Problem solved. Sulfuric acid draws moisture from the air, and during the day the solar power electrolyzes it it to produce a minute trickle of hydrogen into the balloon, which replaces the minute trickle that leaks out. Your balloon's lifespan is now as long as your electronics and envelope last.
*Kid Rock runs for Senate* Democrats: We must run Kid Scissors.
Rather than waste money on balloons, why not keep the working version of Google Maps alive?
Not "infested" with radio waves?
Nowhere in this universe.
Watch this Heartland Institute video
I think it is at least in part because the cell phone companies already have the customer base and billing infrastructure, and Google does not want to 'ensure' coverage everywhere, just add to it as much as possible.
Time to pull all my data off your servers and never use you again. All they do now is failed social experiments, kill their good old products, and release or replace them with shitty bloated versions of their former selves. Hangouts is an abomination in privacy and design. New Google maps is bloated and sucks. Chrome doesn't get the top spot anymore in any performance benchmarks. Google is a shitty bloated company now.
The leak rate is tiny, right?
You would hope so, but both helium and hydrogen escape fairly rapidly through many common materials.

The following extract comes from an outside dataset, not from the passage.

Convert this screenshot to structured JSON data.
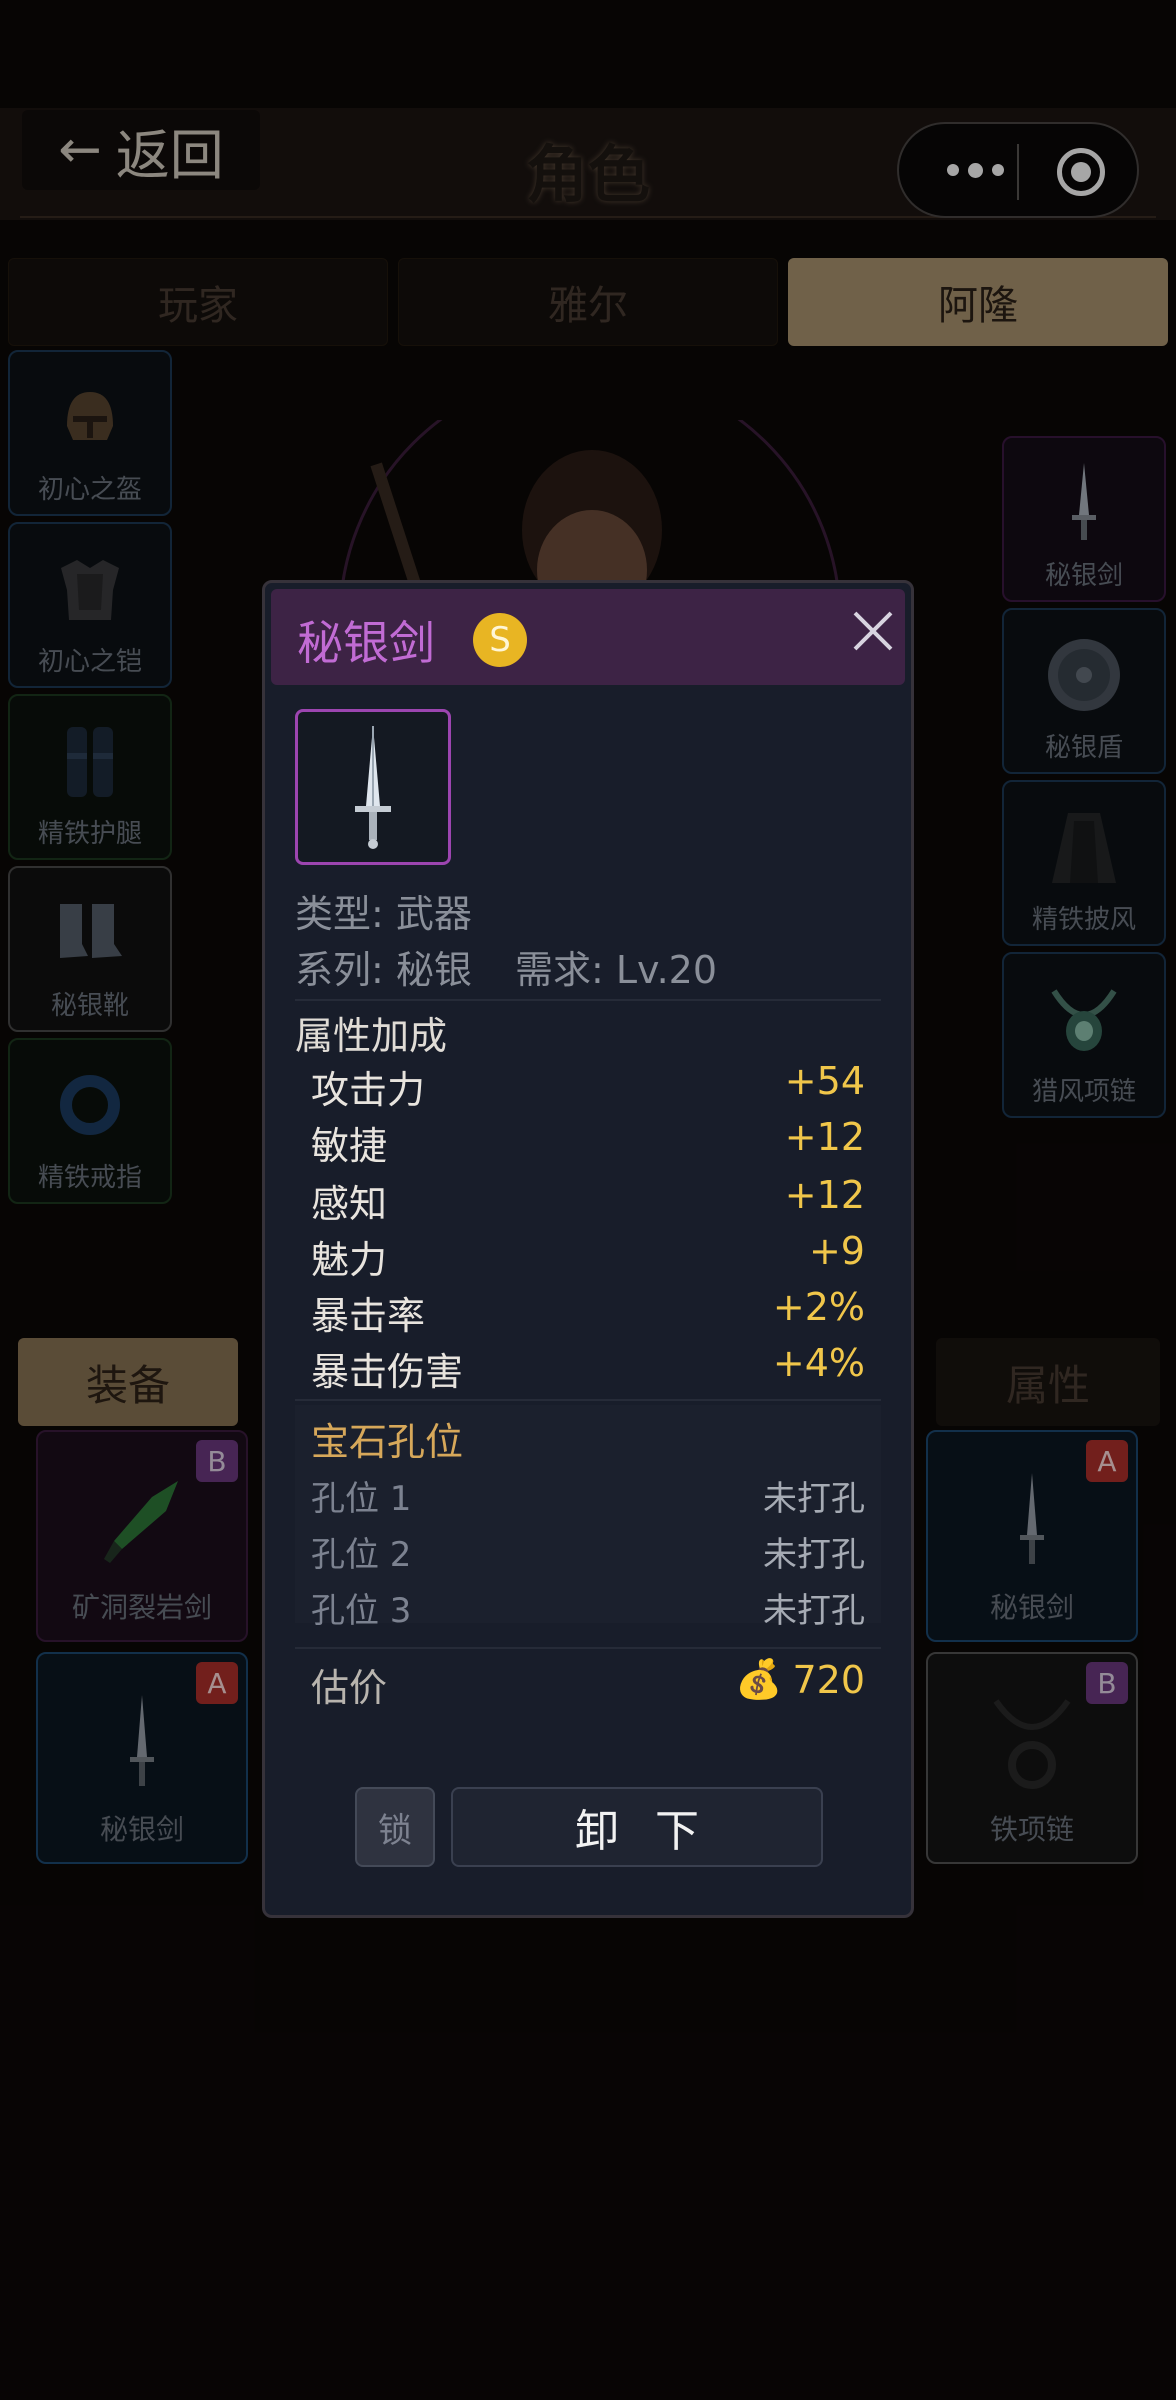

Aside from leakage of He/H through the balloon, one tweak would be to start with Helium and replenish with Hydrogen. That way it is inherently less flammable, at least until it has been in the air for a while. Then guys with weaponized drones can use them for cool target practice.
I come here for the love
I did a little looking around to find out how much atmospheric moisture there is at 20km altitude, and it doesn't look like there's very much, especially away from the tropics.
If local ISPs are involved, then what the fuck is the point of this?
Not really ISPs, at least as we traditionally think of them. Mobile network operators.
Why the fuck is there still this useless ISP middleman?
The MNO in question isn't the middleman, it's the service provider. It provides service to the balloons, which relay it to regions that are too remote to service now.
For crying out loud, this whole problem exists in the first place because the local ISPs weren't able or willing to invest in the infrastructure needed to provide Internet access to these regions.
No, most of these regions aren't served because it's uneconomical. It's not that no one is willing to invest, it's that it's not an "investment" if you know up front that the ROI will be negative. Putting up a bunch of cell towers to serve remote African farmers, for example, doesn't pan out economically because there's no way the farmers can afford to pay high enough fees to cover the costs of all the infrastructure. Project Loon aims to fix this by radically lowering the cost of serving those regions, to a point where it is economical, so the fees the people in the region can afford to pay are sufficient to make serving them profitable.
As for why Google is partnering with MNOs rather than deploying their own connectivity? I don't know but I'd guess a couple of reasons. First, I expect it will be feasible to scale faster by partnering with entities who already have a lot of the infrastructure in place, particularly when you consider all of the legal and regulatory hurdles (which in many areas means knowing who to bribe, and how -- Google, like most American companies, would not be very good at that). Second, by working through local companies Google will avoid getting into power struggles with the local governments. Google is helping their local businesses to grow, not replacing them.
(Disclaimer: I work for Google, but I don't know anything more about this than what I see/read in the public press.)